I am not sure exactly how my perspective on the Metamorphosis has changed. I try to distance the story from the author. After the movie, it became harder to do that. It was obvious that Kafka was both sick and a whiner. The movie showed how Kafka would take little things in his mind and blow them out of proportion until the truth was obscured. He took the dredge of his family and his work life and wrote it down into the Metamorphosis. It is for this reason that I don't feel that he is a genius, or even pretty good. His book is just a linguistic complaint about life and how terrible it is and what a drag his family is on him. It is well written, but even Hitler's speech are long and beautifully composed complaints. Complaints have become increasingly more common since the fall of man in the garden.
The moral is that life is one big rat race where everyone scrambles to make as much money as they can. He shows how pathetic humanity has become. He feels that everyone is just trying to take advantage of everyone else. This is especially true for families. Kafka's experiences with his own father make him feel that families are no longer places of love or security. The parents just want to use their children as workers. The same is true of the other human Institutions. The companies and governments can only surcice and thrive by using the labors of the common people. They no this. So they try and keep the men down so that they can keep on living. Kafka's time in the accounting firm, which he blames on his parents, is the basis of his belief that humanity has been subjected into a permanent working role in modern society. This is contrary to what god wanted, and what he believes. He knows that now humanity is just one more species of draft animal, but that they should be something more.

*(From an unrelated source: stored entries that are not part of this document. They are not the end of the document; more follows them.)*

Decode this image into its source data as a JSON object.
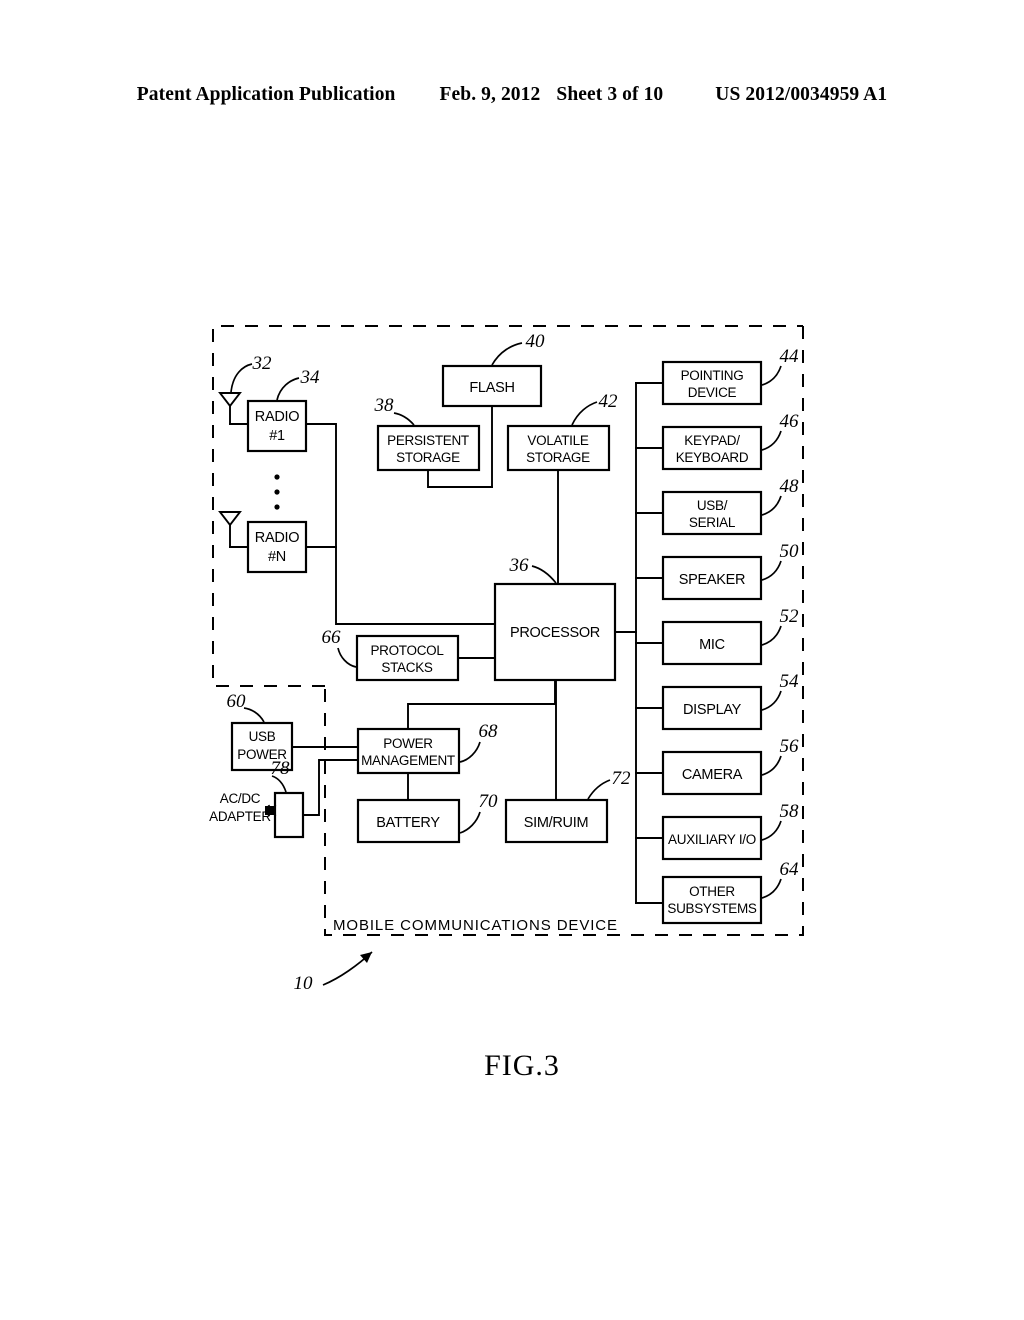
{
  "header": {
    "publication": "Patent Application Publication",
    "date": "Feb. 9, 2012",
    "sheet": "Sheet 3 of 10",
    "number": "US 2012/0034959 A1"
  },
  "figure": {
    "caption": "FIG.3",
    "enclosure_label": "MOBILE  COMMUNICATIONS  DEVICE",
    "enclosure_ref": "10",
    "ellipsis_symbol": "•"
  },
  "blocks": {
    "radio1": {
      "line1": "RADIO",
      "line2": "#1",
      "ref": "34"
    },
    "radion": {
      "line1": "RADIO",
      "line2": "#N",
      "ref": ""
    },
    "antenna1": {
      "ref": "32"
    },
    "antenna_n": {
      "ref": ""
    },
    "flash": {
      "line1": "FLASH",
      "ref": "40"
    },
    "persistent_storage": {
      "line1": "PERSISTENT",
      "line2": "STORAGE",
      "ref": "38"
    },
    "volatile_storage": {
      "line1": "VOLATILE",
      "line2": "STORAGE",
      "ref": "42"
    },
    "processor": {
      "line1": "PROCESSOR",
      "ref": "36"
    },
    "protocol_stacks": {
      "line1": "PROTOCOL",
      "line2": "STACKS",
      "ref": "66"
    },
    "usb_power": {
      "line1": "USB",
      "line2": "POWER",
      "ref": "60"
    },
    "acdc_adapter": {
      "line1": "AC/DC",
      "line2": "ADAPTER",
      "ref": "78"
    },
    "power_management": {
      "line1": "POWER",
      "line2": "MANAGEMENT",
      "ref": "68"
    },
    "battery": {
      "line1": "BATTERY",
      "ref": "70"
    },
    "sim_ruim": {
      "line1": "SIM/RUIM",
      "ref": "72"
    }
  },
  "peripherals": [
    {
      "line1": "POINTING",
      "line2": "DEVICE",
      "ref": "44"
    },
    {
      "line1": "KEYPAD/",
      "line2": "KEYBOARD",
      "ref": "46"
    },
    {
      "line1": "USB/",
      "line2": "SERIAL",
      "ref": "48"
    },
    {
      "line1": "SPEAKER",
      "line2": "",
      "ref": "50"
    },
    {
      "line1": "MIC",
      "line2": "",
      "ref": "52"
    },
    {
      "line1": "DISPLAY",
      "line2": "",
      "ref": "54"
    },
    {
      "line1": "CAMERA",
      "line2": "",
      "ref": "56"
    },
    {
      "line1": "AUXILIARY  I/O",
      "line2": "",
      "ref": "58"
    },
    {
      "line1": "OTHER",
      "line2": "SUBSYSTEMS",
      "ref": "64"
    }
  ],
  "colors": {
    "ink": "#000000",
    "paper": "#ffffff"
  }
}
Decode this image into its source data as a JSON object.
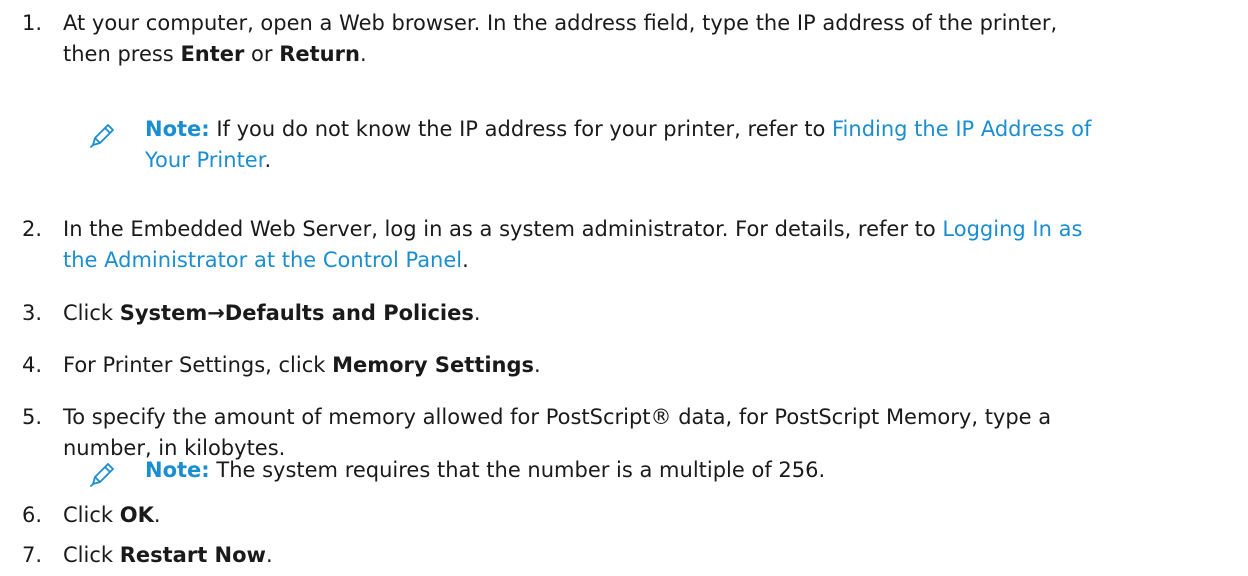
{
  "steps": [
    {
      "num": "1.",
      "t1": "At your computer, open a Web browser. In the address field, type the IP address of the printer,",
      "t2": "then press ",
      "b1": "Enter",
      "t3": " or ",
      "b2": "Return",
      "t4": "."
    },
    {
      "num": "2.",
      "t1": "In the Embedded Web Server, log in as a system administrator. For details, refer to ",
      "link1": "Logging In as",
      "link2": "the Administrator at the Control Panel",
      "t2": "."
    },
    {
      "num": "3.",
      "t1": "Click ",
      "b1": "System→Defaults and Policies",
      "t2": "."
    },
    {
      "num": "4.",
      "t1": "For Printer Settings, click ",
      "b1": "Memory Settings",
      "t2": "."
    },
    {
      "num": "5.",
      "t1": "To specify the amount of memory allowed for PostScript® data, for PostScript Memory, type a",
      "t2": "number, in kilobytes."
    },
    {
      "num": "6.",
      "t1": "Click ",
      "b1": "OK",
      "t2": "."
    },
    {
      "num": "7.",
      "t1": "Click ",
      "b1": "Restart Now",
      "t2": "."
    }
  ],
  "notes": [
    {
      "label": "Note:",
      "t1": " If you do not know the IP address for your printer, refer to ",
      "link1": "Finding the IP Address of",
      "link2": "Your Printer",
      "t2": "."
    },
    {
      "label": "Note:",
      "t1": " The system requires that the number is a multiple of 256."
    }
  ],
  "colors": {
    "link": "#1a8ed0",
    "note_label": "#1a8ed0",
    "icon": "#1a8ed0"
  },
  "icons": {
    "note": "pencil-icon"
  }
}
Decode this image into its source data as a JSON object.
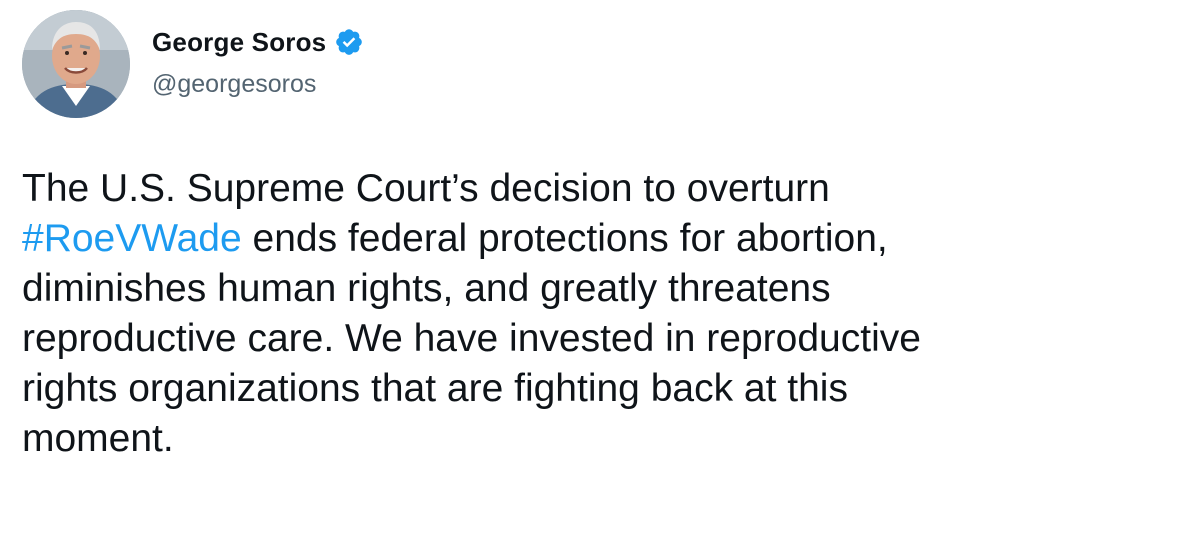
{
  "tweet": {
    "author": {
      "display_name": "George Soros",
      "handle": "@georgesoros",
      "verified_icon": "verified-badge-icon",
      "avatar_icon": "profile-photo"
    },
    "text": {
      "line1": "The U.S. Supreme Court’s decision to overturn",
      "line2_hashtag": "#RoeVWade",
      "line2_rest": " ends federal protections for abortion,",
      "line3": "diminishes human rights, and greatly threatens",
      "line4": "reproductive care. We have invested in reproductive",
      "line5": "rights organizations that are fighting back at this",
      "line6": "moment."
    }
  },
  "colors": {
    "text": "#0f1419",
    "secondary": "#536471",
    "accent": "#1d9bf0",
    "background": "#ffffff"
  }
}
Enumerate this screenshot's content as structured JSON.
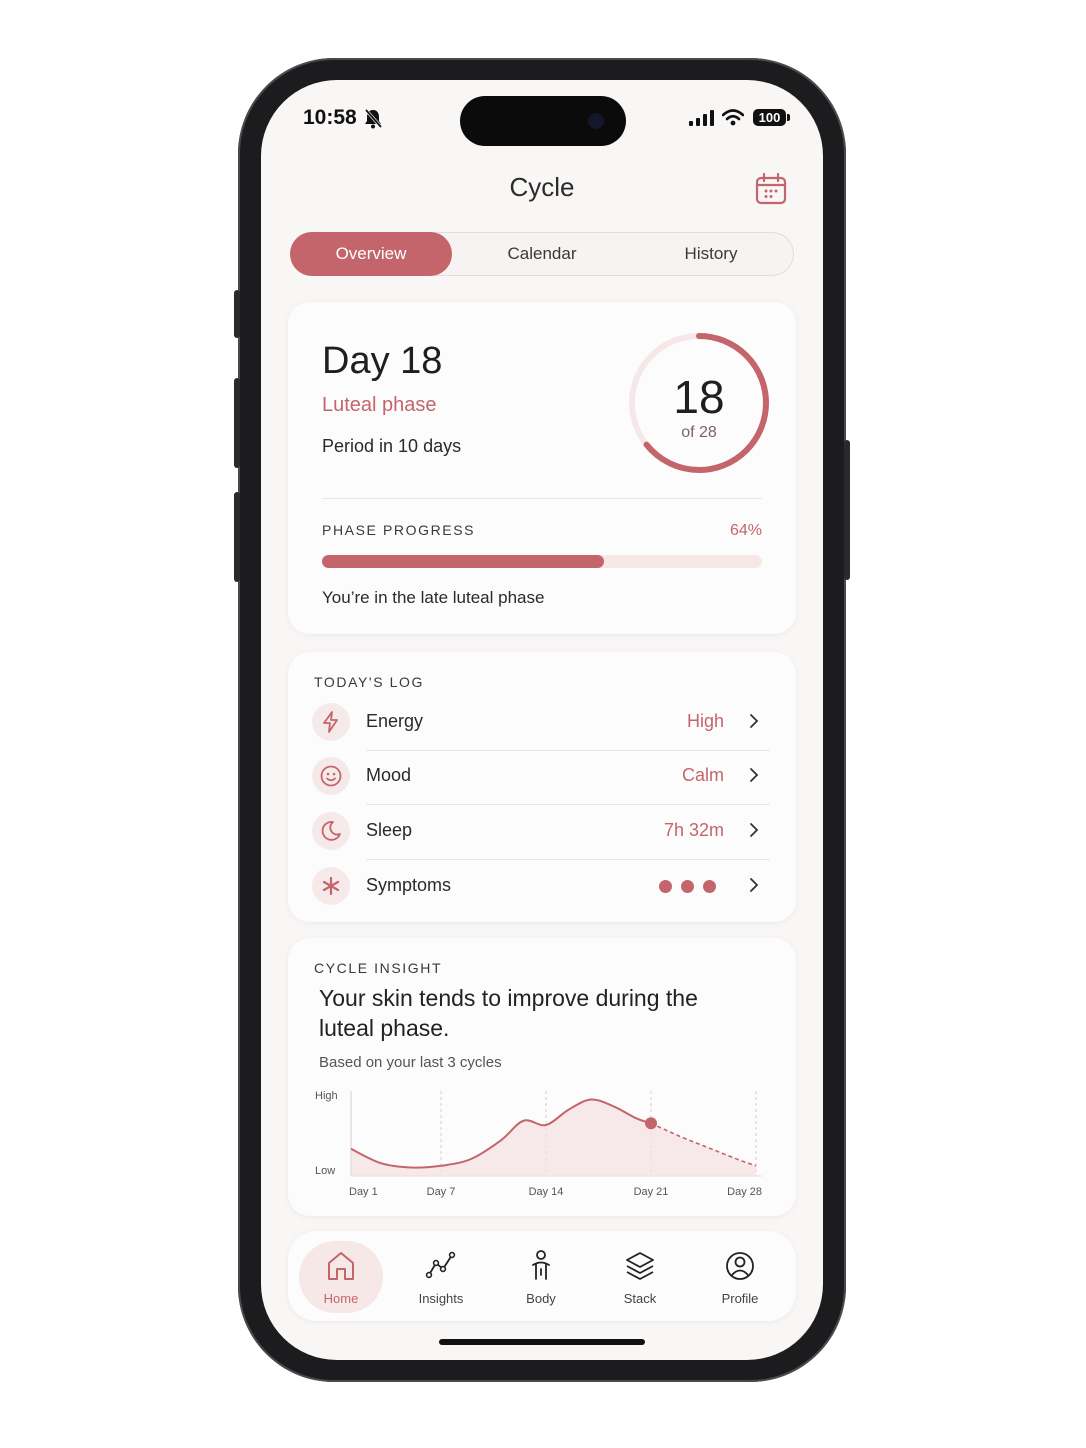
{
  "status_bar": {
    "time": "10:58",
    "battery": "100"
  },
  "header": {
    "title": "Cycle"
  },
  "tabs": [
    {
      "label": "Overview",
      "active": true
    },
    {
      "label": "Calendar",
      "active": false
    },
    {
      "label": "History",
      "active": false
    }
  ],
  "cycle": {
    "day_title": "Day 18",
    "phase": "Luteal phase",
    "period_note": "Period in 10 days",
    "day_number": "18",
    "of_total": "of 28",
    "progress_fraction": 0.6429
  },
  "phase_progress": {
    "label": "PHASE PROGRESS",
    "percent_text": "64%",
    "percent": 64,
    "note": "You’re in the late luteal phase"
  },
  "todays_log": {
    "heading": "TODAY'S LOG",
    "items": [
      {
        "label": "Energy",
        "value": "High",
        "icon": "lightning-icon"
      },
      {
        "label": "Mood",
        "value": "Calm",
        "icon": "smiley-icon"
      },
      {
        "label": "Sleep",
        "value": "7h 32m",
        "icon": "moon-icon"
      },
      {
        "label": "Symptoms",
        "value": "",
        "icon": "asterisk-icon",
        "dots": 3
      }
    ]
  },
  "insight": {
    "heading": "CYCLE INSIGHT",
    "text": "Your skin tends to improve during the luteal phase.",
    "sub": "Based on your last 3 cycles"
  },
  "chart_data": {
    "type": "area",
    "y_tick_labels": [
      "High",
      "Low"
    ],
    "x_tick_labels": [
      "Day 1",
      "Day 7",
      "Day 14",
      "Day 21",
      "Day 28"
    ],
    "x_ticks": [
      1,
      7,
      14,
      21,
      28
    ],
    "xlim": [
      1,
      28
    ],
    "ylim": [
      0,
      1
    ],
    "series": [
      {
        "x": [
          1,
          3,
          5,
          7,
          9,
          11,
          12.5,
          14,
          15.5,
          17,
          18.5,
          20,
          21
        ],
        "y": [
          0.32,
          0.15,
          0.1,
          0.12,
          0.2,
          0.42,
          0.65,
          0.6,
          0.78,
          0.9,
          0.82,
          0.68,
          0.62
        ],
        "style": "solid"
      },
      {
        "x": [
          21,
          23,
          25,
          27,
          28
        ],
        "y": [
          0.62,
          0.46,
          0.32,
          0.18,
          0.12
        ],
        "style": "dashed"
      }
    ],
    "highlight": {
      "x": 21,
      "y": 0.62
    },
    "colors": {
      "line": "#c4656c",
      "fill": "#f4e2e3"
    }
  },
  "bottom_nav": [
    {
      "label": "Home",
      "icon": "home-icon",
      "active": true
    },
    {
      "label": "Insights",
      "icon": "insights-icon",
      "active": false
    },
    {
      "label": "Body",
      "icon": "body-icon",
      "active": false
    },
    {
      "label": "Stack",
      "icon": "stack-icon",
      "active": false
    },
    {
      "label": "Profile",
      "icon": "profile-icon",
      "active": false
    }
  ],
  "colors": {
    "accent": "#c4656c",
    "accent_light": "#f7e8e8",
    "background": "#f9f7f6"
  }
}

The glorified work horse can be seen between the similarities between Kafka and Gregor. Gregor is forced into working for a company that he doesn't like because of the debts of his family, a feeling that mirrors Kafka's belief that his family could have kept him out of the insurance office. Both our godless men who still have a basic belief in the rights of man and that men have at least a higher purpose than money. If I were to write an AP question it would be; Sometimes Authors use their characters as cameos. Show how Gregor is a representation of Kafka and the time perriod inwhich he lived.